Фетовское отношение к нему, ревнивое и страстное, переменчиво. Именами «старосветских помещиков» он назвал автобиографических героев своего очень позднего (1888) рассказа «Вне моды». Комментируя его, Л. И. Черемисинова цитирует фетовское письмо к С. В. Энгельгардт от 23 мая 1888 года, где уважение к «даровитости Гоголя» внезапно корректируется враждебными выпадами относительно «его ничтожного умственного развития, убогого знакомства с жизнью». Речь шла о кое-каких психологических и бытовых зарисовках «Мертвых душ» (нелепое одеяние Манилова и пр.), а равно о концовке «Тараса Бульбы», возмутившей бывалого кавалериста своим неправдоподобием («Кто видал, чтобы конница с каменного обрыва скакала в реку?») (ЛН 2: 459). Исследовательница озадаченно добавляет, что «столь „раздраженная“, хотя и неоднозначная оценка произведений Гоголя не была характерна для Фета в более ранние годы» (СиП, 3: 403–404)[305]
. По ее мнению, тут налицо принципиальное неприятие поэтом какой бы то ни было тенденциозности, внедряемой в художественное произведение.Фет действительно не терпел ангажированной лирики с ее «собачьей паршой гражданской скорби» (ЛН 1: 743), хотя порой и сам грешил ею (ведь к тому времени у него уже было несколько стихотворений декларативно-назидательного характера). Но его как многоопытного практика и превосходного знатока русского быта на сей раз вывела из себя элементарная некомпетентность Гоголя, который торжественно изрекал легковесные суждения, глядя на родину «из прекрасного далека». В остальном он и сам был не менее ангажированным писателем – просто собственные идеологемы Фет по большей части резервировал для сугубо мирских жанров: публицистики, приватной переписки, отчасти для мемуаров – и для своих немногочисленных беллетристических произведений. «…Видно, мне с тем и помереть, оставшись в поэзии непримиримым врагом наставлений, нравоучений и всяческой дидактики», – писал он Я. П. Полонскому 4 октября 1888 года (ЛН 1: 677).
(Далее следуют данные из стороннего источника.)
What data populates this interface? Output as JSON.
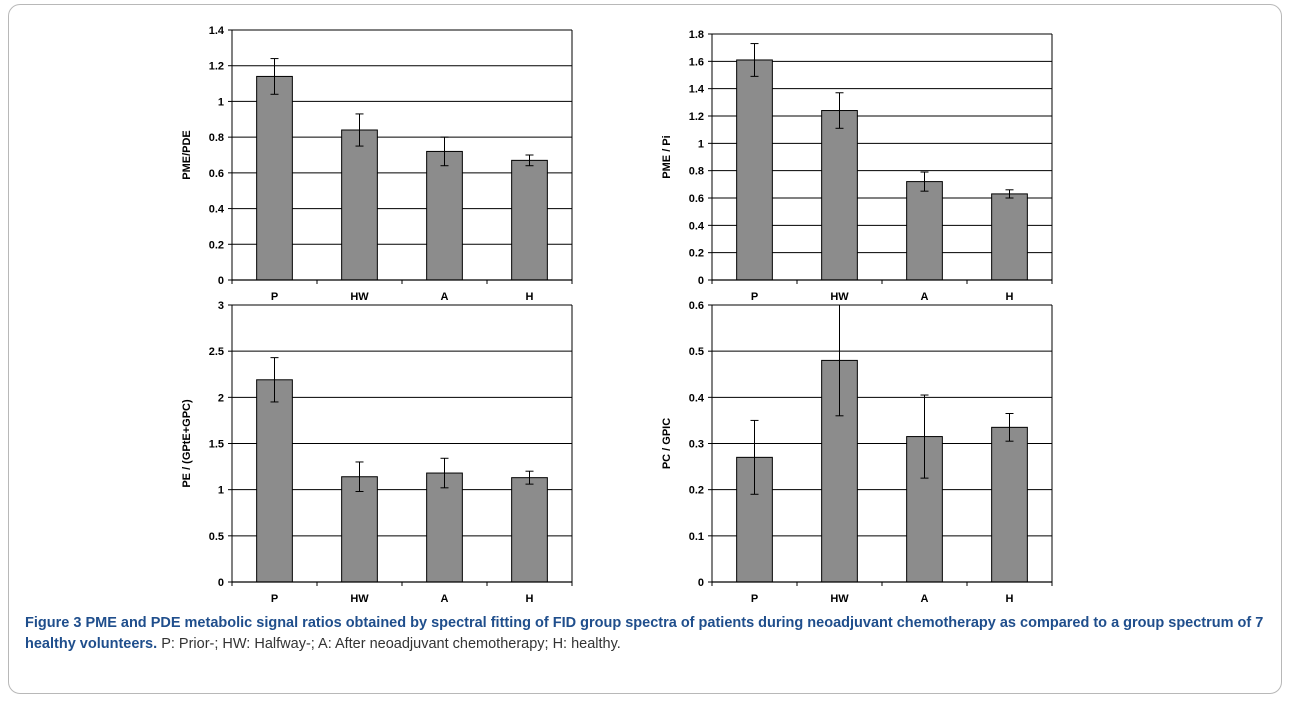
{
  "chart_data": [
    {
      "type": "bar",
      "categories": [
        "P",
        "HW",
        "A",
        "H"
      ],
      "values": [
        1.14,
        0.84,
        0.72,
        0.67
      ],
      "errors": [
        0.1,
        0.09,
        0.08,
        0.03
      ],
      "ylabel": "PME/PDE",
      "ylim": [
        0,
        1.4
      ],
      "yticks": [
        "0",
        "0.2",
        "0.4",
        "0.6",
        "0.8",
        "1",
        "1.2",
        "1.4"
      ],
      "grid": true
    },
    {
      "type": "bar",
      "categories": [
        "P",
        "HW",
        "A",
        "H"
      ],
      "values": [
        1.61,
        1.24,
        0.72,
        0.63
      ],
      "errors": [
        0.12,
        0.13,
        0.07,
        0.03
      ],
      "ylabel": "PME / Pi",
      "ylim": [
        0,
        1.8
      ],
      "yticks": [
        "0",
        "0.2",
        "0.4",
        "0.6",
        "0.8",
        "1",
        "1.2",
        "1.4",
        "1.6",
        "1.8"
      ],
      "grid": true
    },
    {
      "type": "bar",
      "categories": [
        "P",
        "HW",
        "A",
        "H"
      ],
      "values": [
        2.19,
        1.14,
        1.18,
        1.13
      ],
      "errors": [
        0.24,
        0.16,
        0.16,
        0.07
      ],
      "ylabel": "PE / (GPtE+GPC)",
      "ylim": [
        0,
        3
      ],
      "yticks": [
        "0",
        "0.5",
        "1",
        "1.5",
        "2",
        "2.5",
        "3"
      ],
      "grid": true
    },
    {
      "type": "bar",
      "categories": [
        "P",
        "HW",
        "A",
        "H"
      ],
      "values": [
        0.27,
        0.48,
        0.315,
        0.335
      ],
      "errors": [
        0.08,
        0.12,
        0.09,
        0.03
      ],
      "ylabel": "PC / GPIC",
      "ylim": [
        0,
        0.6
      ],
      "yticks": [
        "0",
        "0.1",
        "0.2",
        "0.3",
        "0.4",
        "0.5",
        "0.6"
      ],
      "grid": true
    }
  ],
  "style": {
    "bar_fill": "#8c8c8c",
    "bar_stroke": "#000000",
    "grid_color": "#000000",
    "caption_title_color": "#1f4e8c"
  },
  "caption": {
    "title": "Figure 3",
    "label": "PME and PDE metabolic signal ratios obtained by spectral fitting of FID group spectra of patients during neoadjuvant chemotherapy as compared to a group spectrum of 7 healthy volunteers.",
    "description": "P: Prior-; HW: Halfway-; A: After neoadjuvant chemotherapy; H: healthy."
  }
}
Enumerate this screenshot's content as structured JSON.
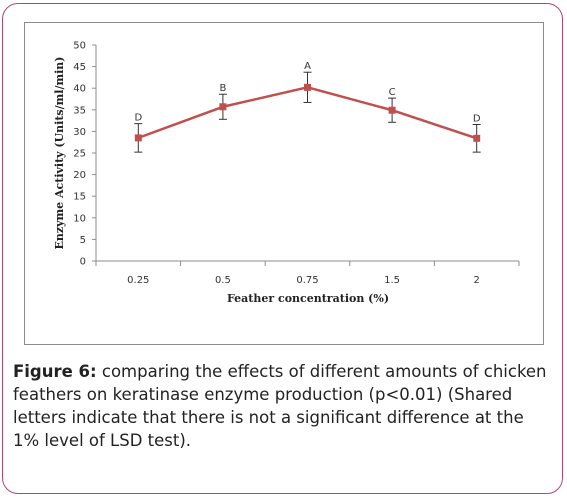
{
  "chart_data": {
    "type": "line",
    "categories": [
      "0.25",
      "0.5",
      "0.75",
      "1.5",
      "2"
    ],
    "series": [
      {
        "values": [
          28.5,
          35.7,
          40.2,
          34.9,
          28.4
        ],
        "color": "#c0504d"
      }
    ],
    "error_bars": [
      3.3,
      2.9,
      3.5,
      2.8,
      3.2
    ],
    "significance_letters": [
      "D",
      "B",
      "A",
      "C",
      "D"
    ],
    "xlabel": "Feather concentration (%)",
    "ylabel": "Enzyme Activity (Units/ml/min)",
    "ylim": [
      0,
      50
    ],
    "yticks": [
      "0",
      "5",
      "10",
      "15",
      "20",
      "25",
      "30",
      "35",
      "40",
      "45",
      "50"
    ],
    "grid": false,
    "legend": false
  },
  "caption": {
    "label": "Figure 6:",
    "text": " comparing the effects of different amounts of chicken feathers on keratinase enzyme production (p<0.01) (Shared letters indicate that there is not a significant difference at the 1% level of LSD test)."
  },
  "colors": {
    "frame": "#b0457a",
    "line": "#c0504d",
    "axis": "#8c8c8c"
  }
}
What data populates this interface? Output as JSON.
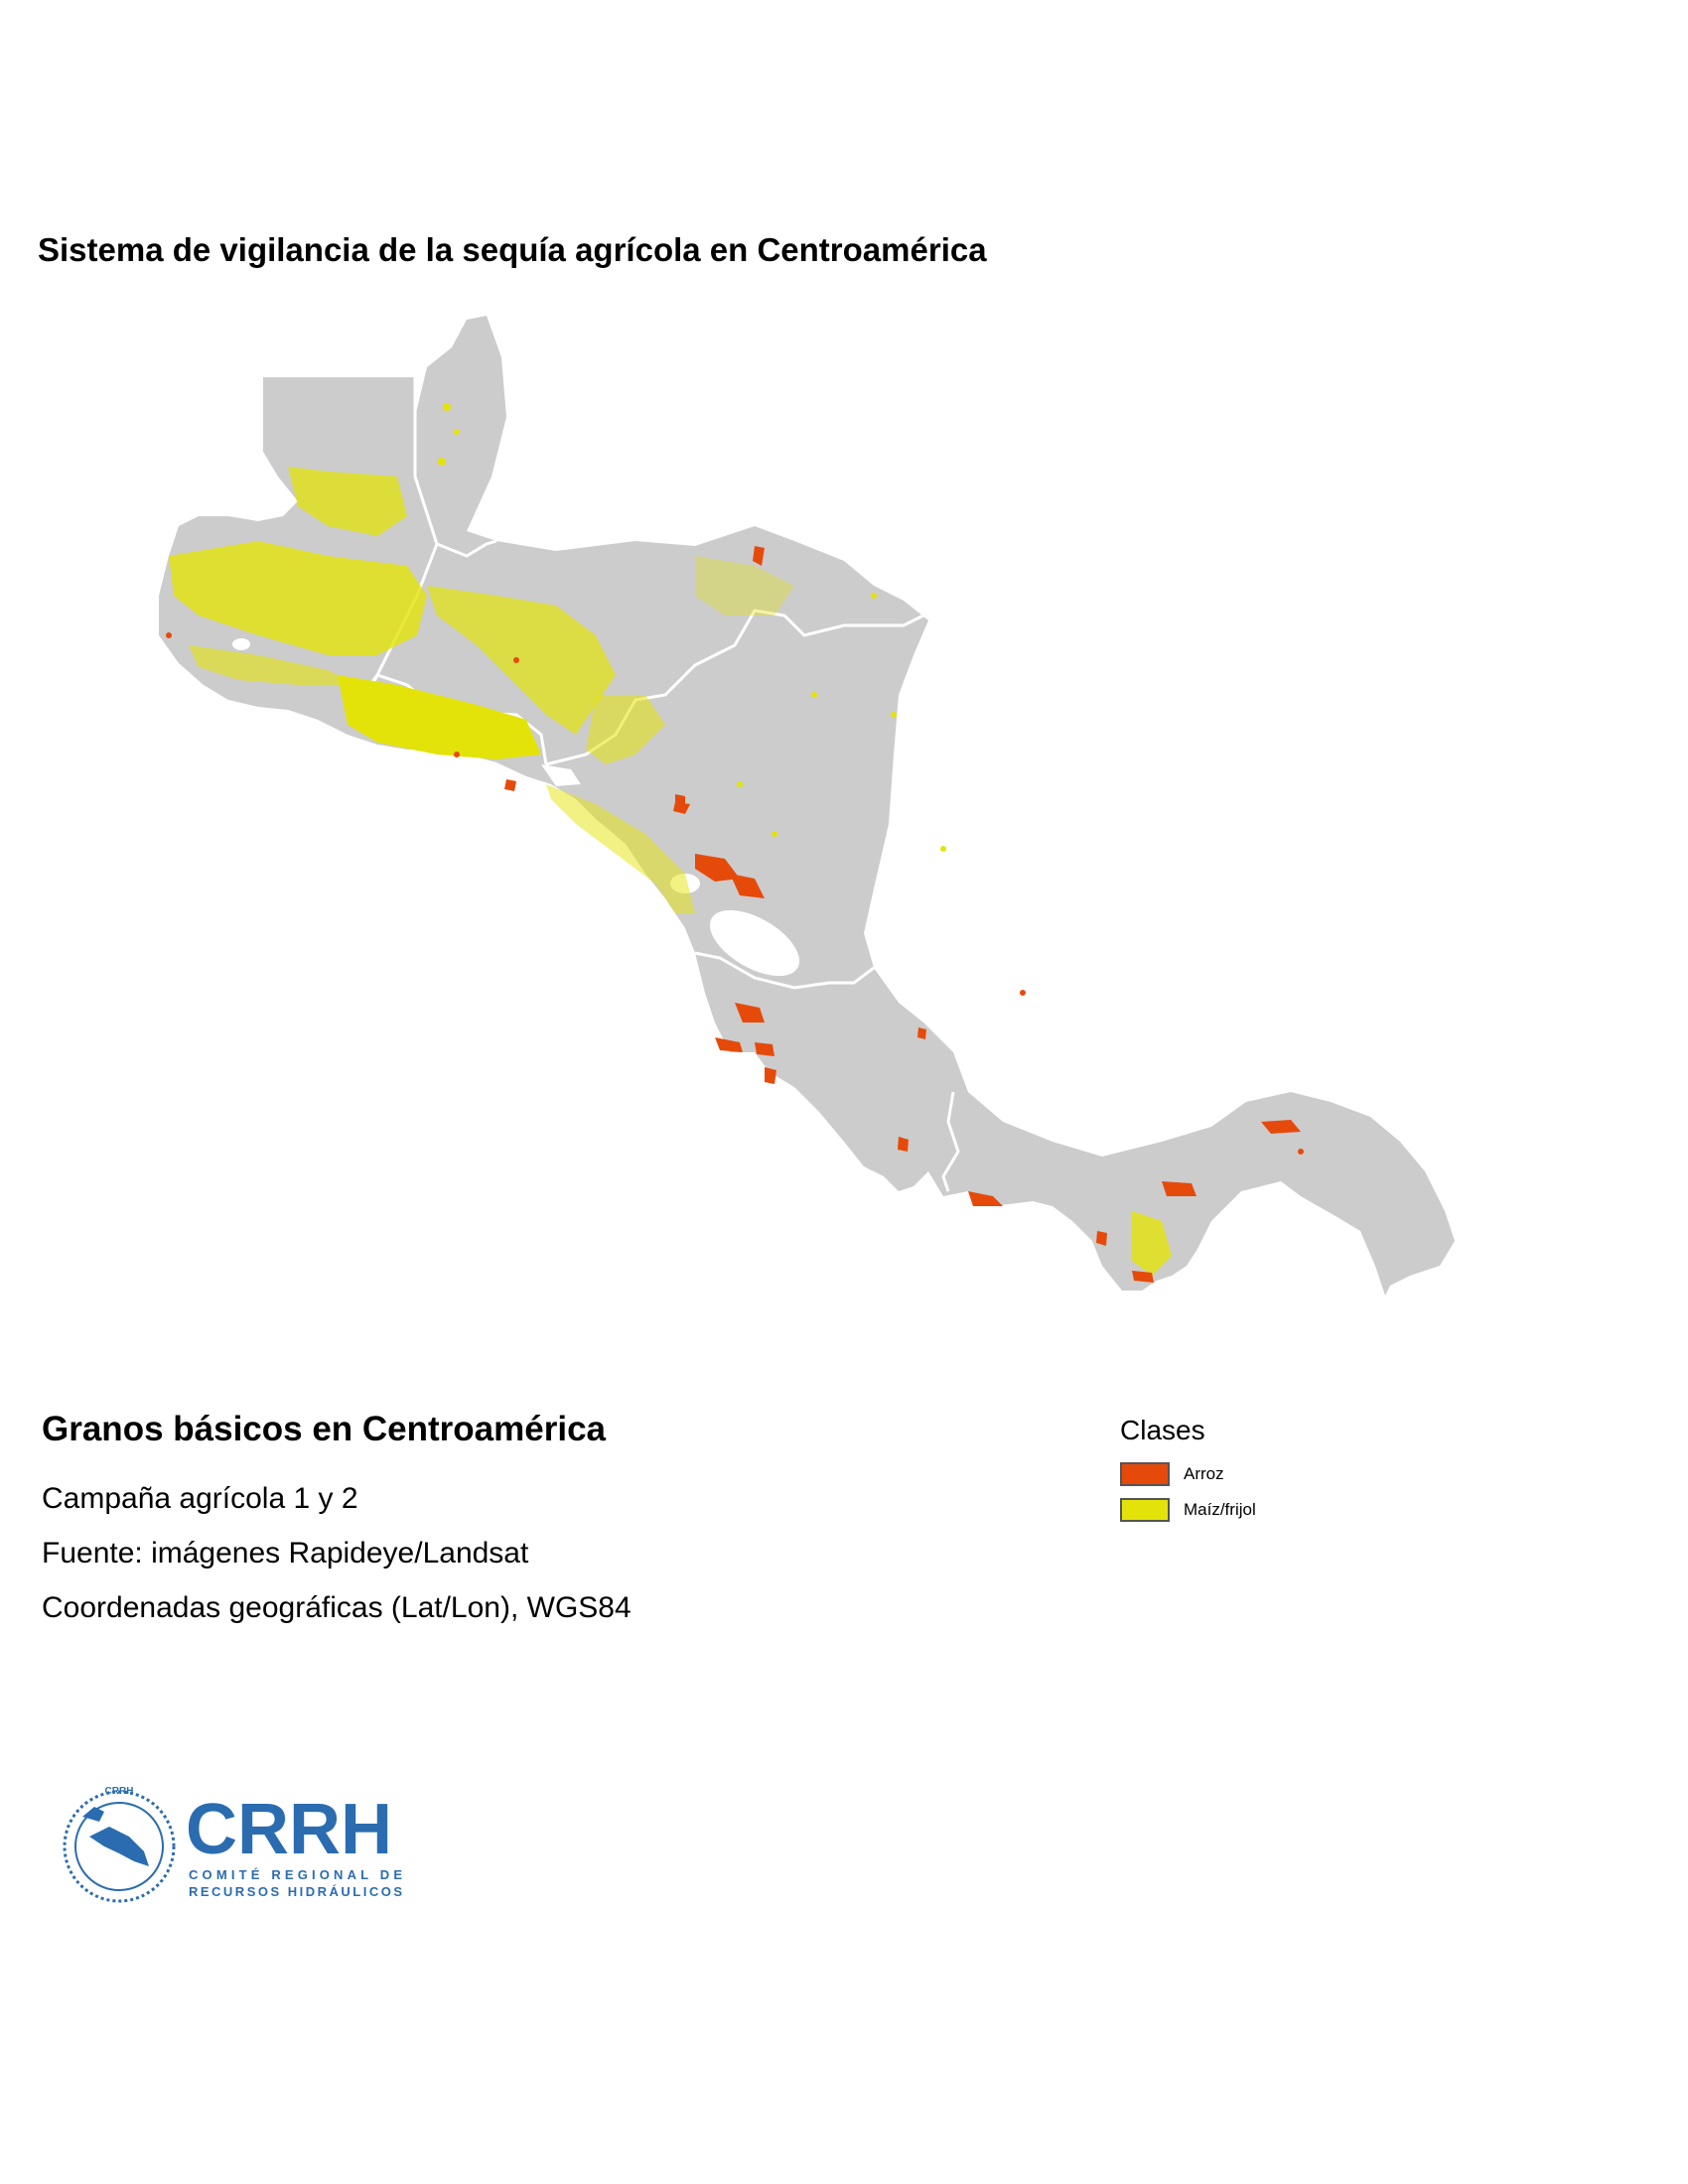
{
  "title": "Sistema de vigilancia de la sequía agrícola en Centroamérica",
  "subtitle": "Granos básicos en Centroamérica",
  "info": {
    "campaign": "Campaña agrícola 1 y 2",
    "source": "Fuente: imágenes Rapideye/Landsat",
    "coords": "Coordenadas geográficas (Lat/Lon), WGS84"
  },
  "legend": {
    "title": "Clases",
    "items": [
      {
        "label": "Arroz",
        "color": "#e64a0a"
      },
      {
        "label": "Maíz/frijol",
        "color": "#e3e30a"
      }
    ]
  },
  "map": {
    "land_color": "#cccccc",
    "border_color": "#ffffff"
  },
  "logo": {
    "acronym": "CRRH",
    "line1": "COMITÉ REGIONAL DE",
    "line2": "RECURSOS HIDRÁULICOS"
  }
}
Есть у него, разумеется, и всевозможные «шинельные оды», и полемические стихотворения, и просто стихи на случай, но сам он оценивал их невысоко. Поэт и человек дела размещались у него как бы в разных покоях одной и той же усадьбы.
И все же с Гоголем-идеологом у Фета имелось немало общего. В 1863 году в заметке о народном воспитании («Из деревни») он ставит в пример отечеству протестантскую общественную и домашнюю педагогику:
Бабушка, рядом со сказками и преданиями старины, передает детям правила нравственности и толкования на изречения ее настольной книги Библии. Удивительно ли после этого, что народы, живущие при таких воспитательных условиях, отличаются твердостию нравственных начал и глубоким к ним сочувствием?
Рецепт был хорошо знаком и Гоголю. Именно из пиетистской традиции, по словам Флоровского, проистекает вся его поздняя ветхозаветная риторика, включая образ генерал-губернатора во втором томе поэмы[306]
. В наброске к заключительной главе второго тома «Мертвых душ» этот самый генерал-губернатор, надеясь спасти Россию от надвигающейся гибели, приказывает подчиненным читать Библию – «как памятник народа, всех превзошедшего в мудрости, поэзии, законодательстве…»Фет, как и положено выпускнику гернгутерской школы, строит свою повседневную социально-бытовую этику тоже с опорой на Ветхий Завет; но при этом, в кардинальном отличии от любых протестантов, да и всех прочих христиан, принципиально предпочитает его Новому; «Конечно, Афанасий Афанасьевич продолжает ратовать против христианских начал», – за пару лет до его смерти, летом 1890 года, жалуется Страхов Л. Толстому (ЛН 2: 503). Вместе с Ницше Фет мог бы сказать: «Вкус двух тысячелетий против меня».